It can ensemble the output of any classifier. RandomForest and Extratrees only ensemble the output of Decision Trees.
However, RandomForest is likely to provide the best and most stable outcome among the bagging methods. Then again, depends on the problem and the training data.
Therefore, trees ensemble methods are better than simple decision trees, but is an ensemble better than the other? Which one should I use? This post is going to try to answer these questions, studying the differences between the Extra Trees and Random Forest and comparing both of them in terms of results.
The two ensembles have a lot in common. Both of them are composed of a large number of decision trees, where the final decision is obtained taking into account the prediction of every tree. Specifically, by majority vote in classification problems, and by the arithmetic mean in regression problems. Furthermore, both algorithms have the same growing tree procedure (with one exception explained below). Moreover, when selecting the partition of each node, both of them randomly choose a subset of features.

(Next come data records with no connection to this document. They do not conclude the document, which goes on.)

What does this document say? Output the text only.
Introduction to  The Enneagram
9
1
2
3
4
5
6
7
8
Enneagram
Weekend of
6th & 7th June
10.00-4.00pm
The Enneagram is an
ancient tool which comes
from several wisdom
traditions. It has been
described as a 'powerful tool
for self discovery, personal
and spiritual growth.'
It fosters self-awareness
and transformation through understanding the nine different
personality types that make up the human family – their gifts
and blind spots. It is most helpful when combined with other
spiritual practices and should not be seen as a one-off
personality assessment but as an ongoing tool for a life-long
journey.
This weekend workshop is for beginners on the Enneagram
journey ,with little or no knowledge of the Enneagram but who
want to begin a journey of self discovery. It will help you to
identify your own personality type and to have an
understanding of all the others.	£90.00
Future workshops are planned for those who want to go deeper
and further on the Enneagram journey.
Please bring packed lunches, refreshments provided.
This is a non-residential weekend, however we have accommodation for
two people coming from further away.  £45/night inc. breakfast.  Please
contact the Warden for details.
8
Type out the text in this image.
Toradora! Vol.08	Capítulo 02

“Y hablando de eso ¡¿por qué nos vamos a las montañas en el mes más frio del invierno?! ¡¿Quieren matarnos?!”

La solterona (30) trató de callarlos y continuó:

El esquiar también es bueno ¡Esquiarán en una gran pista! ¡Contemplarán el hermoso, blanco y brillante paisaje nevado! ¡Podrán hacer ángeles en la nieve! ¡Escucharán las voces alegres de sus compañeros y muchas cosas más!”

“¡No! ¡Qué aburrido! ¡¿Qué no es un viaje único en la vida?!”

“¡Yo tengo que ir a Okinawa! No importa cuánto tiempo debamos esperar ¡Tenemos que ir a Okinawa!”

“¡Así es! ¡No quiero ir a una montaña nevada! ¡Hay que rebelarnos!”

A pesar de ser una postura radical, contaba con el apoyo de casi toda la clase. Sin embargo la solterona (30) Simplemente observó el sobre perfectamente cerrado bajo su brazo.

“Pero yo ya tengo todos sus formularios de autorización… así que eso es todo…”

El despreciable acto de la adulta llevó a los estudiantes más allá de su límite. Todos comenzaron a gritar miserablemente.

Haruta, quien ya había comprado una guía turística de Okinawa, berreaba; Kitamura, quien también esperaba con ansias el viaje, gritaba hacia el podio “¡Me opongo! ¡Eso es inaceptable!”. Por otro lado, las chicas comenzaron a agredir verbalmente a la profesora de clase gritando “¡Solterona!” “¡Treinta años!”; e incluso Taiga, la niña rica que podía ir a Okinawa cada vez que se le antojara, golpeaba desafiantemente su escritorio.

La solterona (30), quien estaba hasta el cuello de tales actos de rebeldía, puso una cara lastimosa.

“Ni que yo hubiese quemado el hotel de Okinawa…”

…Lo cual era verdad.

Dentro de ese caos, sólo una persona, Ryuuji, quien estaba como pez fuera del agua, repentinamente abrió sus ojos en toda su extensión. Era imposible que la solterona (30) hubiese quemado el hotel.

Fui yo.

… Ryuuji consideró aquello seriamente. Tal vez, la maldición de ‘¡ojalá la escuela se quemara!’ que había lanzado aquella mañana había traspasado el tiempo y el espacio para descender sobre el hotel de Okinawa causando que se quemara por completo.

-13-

So, the main two differences are the following:
Random forest uses bootstrap replicas, that is to say, it subsamples the input data with replacement, whereas Extra Trees use the whole original sample. In the Extra Trees sklearn implementation there is an optional parameter that allows users to bootstrap replicas, but by default, it uses the entire input sample. This may increase variance because bootstrapping makes it more diversified.
Another difference is the selection of cut points in order to split nodes. Random Forest chooses the optimum split while Extra Trees chooses it randomly. However, once the split points are selected, the two algorithms choose the best one between all the subset of features. Therefore, Extra Trees adds randomization but still has optimization.